The ambassador said US forces were working with German officials to alleviate the detrimental economic impact on communities: “I give our military high marks for being thoughtful and caring as we transition.”
Aside from financial implications, the cutting of personal ties between Germans and the US service members, their families and support staff who are leaving, ends a form of grassroots diplomacy for the United States. Murphy hopes to offset this with regional cultural initiatives.
“We recognize we need living, breathing institutions that will attract coming generations and prevent us from growing apart,” he said. “We can’t take the next generation for granted.”
Citing the American Academy in Berlin as a good example of successful cultural diplomacy, Murphy said the Embassy supported the development of German-American initiatives around the country – especially in regions where the number of US troops is shrinking.
“We’re talking to people in the Mannheim-Heidelberg area about what creative ideas we can have,” he said.
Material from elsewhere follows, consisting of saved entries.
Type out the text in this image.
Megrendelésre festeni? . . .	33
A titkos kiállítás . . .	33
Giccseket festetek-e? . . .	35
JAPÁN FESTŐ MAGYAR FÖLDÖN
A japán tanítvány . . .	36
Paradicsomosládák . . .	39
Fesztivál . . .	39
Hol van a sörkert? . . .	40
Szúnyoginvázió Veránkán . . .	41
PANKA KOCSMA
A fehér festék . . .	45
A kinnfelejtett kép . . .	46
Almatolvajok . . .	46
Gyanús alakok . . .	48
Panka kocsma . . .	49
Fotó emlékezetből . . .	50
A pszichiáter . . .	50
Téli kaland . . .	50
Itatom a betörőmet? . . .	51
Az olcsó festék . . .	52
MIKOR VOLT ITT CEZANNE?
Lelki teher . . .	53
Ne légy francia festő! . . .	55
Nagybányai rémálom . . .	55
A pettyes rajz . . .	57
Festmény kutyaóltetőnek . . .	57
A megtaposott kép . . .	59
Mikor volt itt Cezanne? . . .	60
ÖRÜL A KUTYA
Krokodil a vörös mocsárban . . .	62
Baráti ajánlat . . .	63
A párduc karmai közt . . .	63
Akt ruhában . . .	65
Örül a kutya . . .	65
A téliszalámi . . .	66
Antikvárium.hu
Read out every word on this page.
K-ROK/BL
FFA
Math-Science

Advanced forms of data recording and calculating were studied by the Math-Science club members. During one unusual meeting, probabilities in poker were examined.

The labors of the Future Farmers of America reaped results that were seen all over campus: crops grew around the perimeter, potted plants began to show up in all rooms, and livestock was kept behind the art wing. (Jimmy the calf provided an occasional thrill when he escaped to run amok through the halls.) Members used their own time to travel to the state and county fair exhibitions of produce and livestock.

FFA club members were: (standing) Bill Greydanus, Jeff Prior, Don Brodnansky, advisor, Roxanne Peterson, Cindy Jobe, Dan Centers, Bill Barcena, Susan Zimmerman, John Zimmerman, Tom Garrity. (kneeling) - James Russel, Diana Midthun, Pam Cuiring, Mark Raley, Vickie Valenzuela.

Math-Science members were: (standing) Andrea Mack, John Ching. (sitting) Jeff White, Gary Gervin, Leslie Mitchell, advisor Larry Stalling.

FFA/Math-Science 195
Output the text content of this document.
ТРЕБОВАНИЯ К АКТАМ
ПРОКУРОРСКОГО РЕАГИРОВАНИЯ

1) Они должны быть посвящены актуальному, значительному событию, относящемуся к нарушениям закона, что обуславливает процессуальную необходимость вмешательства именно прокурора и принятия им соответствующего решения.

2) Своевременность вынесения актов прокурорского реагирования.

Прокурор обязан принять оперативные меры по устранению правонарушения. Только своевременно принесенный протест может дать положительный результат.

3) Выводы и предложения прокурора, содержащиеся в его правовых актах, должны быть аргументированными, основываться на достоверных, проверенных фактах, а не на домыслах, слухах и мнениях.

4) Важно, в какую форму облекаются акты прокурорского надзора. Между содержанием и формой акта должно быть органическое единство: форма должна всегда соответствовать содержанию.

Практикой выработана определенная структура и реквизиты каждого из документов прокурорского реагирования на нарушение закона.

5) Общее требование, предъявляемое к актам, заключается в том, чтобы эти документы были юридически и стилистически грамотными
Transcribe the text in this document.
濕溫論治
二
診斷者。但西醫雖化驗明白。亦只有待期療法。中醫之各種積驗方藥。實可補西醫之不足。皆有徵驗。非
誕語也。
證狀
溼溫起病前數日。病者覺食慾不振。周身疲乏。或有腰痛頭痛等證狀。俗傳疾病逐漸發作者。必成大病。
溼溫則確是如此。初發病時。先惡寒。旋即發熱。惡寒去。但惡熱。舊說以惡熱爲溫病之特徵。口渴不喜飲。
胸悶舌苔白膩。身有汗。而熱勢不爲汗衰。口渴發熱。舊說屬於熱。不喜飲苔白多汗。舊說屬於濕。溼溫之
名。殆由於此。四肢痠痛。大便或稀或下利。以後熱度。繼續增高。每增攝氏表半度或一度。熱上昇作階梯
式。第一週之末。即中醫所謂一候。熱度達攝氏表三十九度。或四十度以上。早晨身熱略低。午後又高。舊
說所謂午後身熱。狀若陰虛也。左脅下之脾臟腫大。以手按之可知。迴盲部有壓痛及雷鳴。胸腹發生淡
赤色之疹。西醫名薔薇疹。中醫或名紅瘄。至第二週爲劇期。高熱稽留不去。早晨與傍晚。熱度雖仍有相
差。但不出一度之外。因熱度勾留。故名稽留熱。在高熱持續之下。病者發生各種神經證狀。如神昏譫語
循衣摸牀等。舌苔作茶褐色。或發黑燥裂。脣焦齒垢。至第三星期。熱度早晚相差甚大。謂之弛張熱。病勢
Taxation without expat representation
However, on two issues dear to many Americans living in Germany – taxation and representation – Murphy saw no changes on the horizon.
The United States is one of the few industrialized nations to require its citizens to pay taxes on income earned globally, irking many expats each year. And a recent enforcement drive to report foreign bank accounts to the Internal Revenue Service has even caused some people to take the dramatic step of renouncing their US citizenship.
But the ambassador said he was unaware of any growing discontent among American expats.
“I don’t hear that a whole lot from folks,” he said. “I think people overseas aren’t looking to take advantage in any way nor should they be discriminated against.”
Murphy also poured cold water on the idea the United States might give its expatriates special political representation in Congress similar to how France recently elected parliamentarians for French citizens living abroad.
“The French model I looked at with interest – we’re not going that way,” he said. “We give our citizens around the world the opportunity to vote absentee and that’s the way it’s going to stay.”
Murphy has frequently praised Germany as a great place to live, but that doesn’t mean he’s shied away from addressing more controversial issues that could make his host nation uncomfortable.
Last year, he became incensed when a black member of his staff was racially abused after a football match in Berlin. Using such undiplomatic language like “jerks,” his open letter on the incident said intolerance needed to be confronted no matter where it occurred, “whether along a country lane in America or on a sidewalk outside [Berlin’s] Olympic Stadium.”
“That really angered me,” he said. “My guidepost is [US civil rights leader] Martin Luther King. I have a dream that my four children will grow up in a country where they are not judged by the colour of their skin, but rather the content of their character.”
Saying his message applied to all forms of discrimination, Murphy made clear he would never presume to lecture Germans.
“These are universal challenges,” he said. “What it never devolves to is: ‘we’ve figured this out and you guys haven’t’. That’s just never the discussion with Germany.”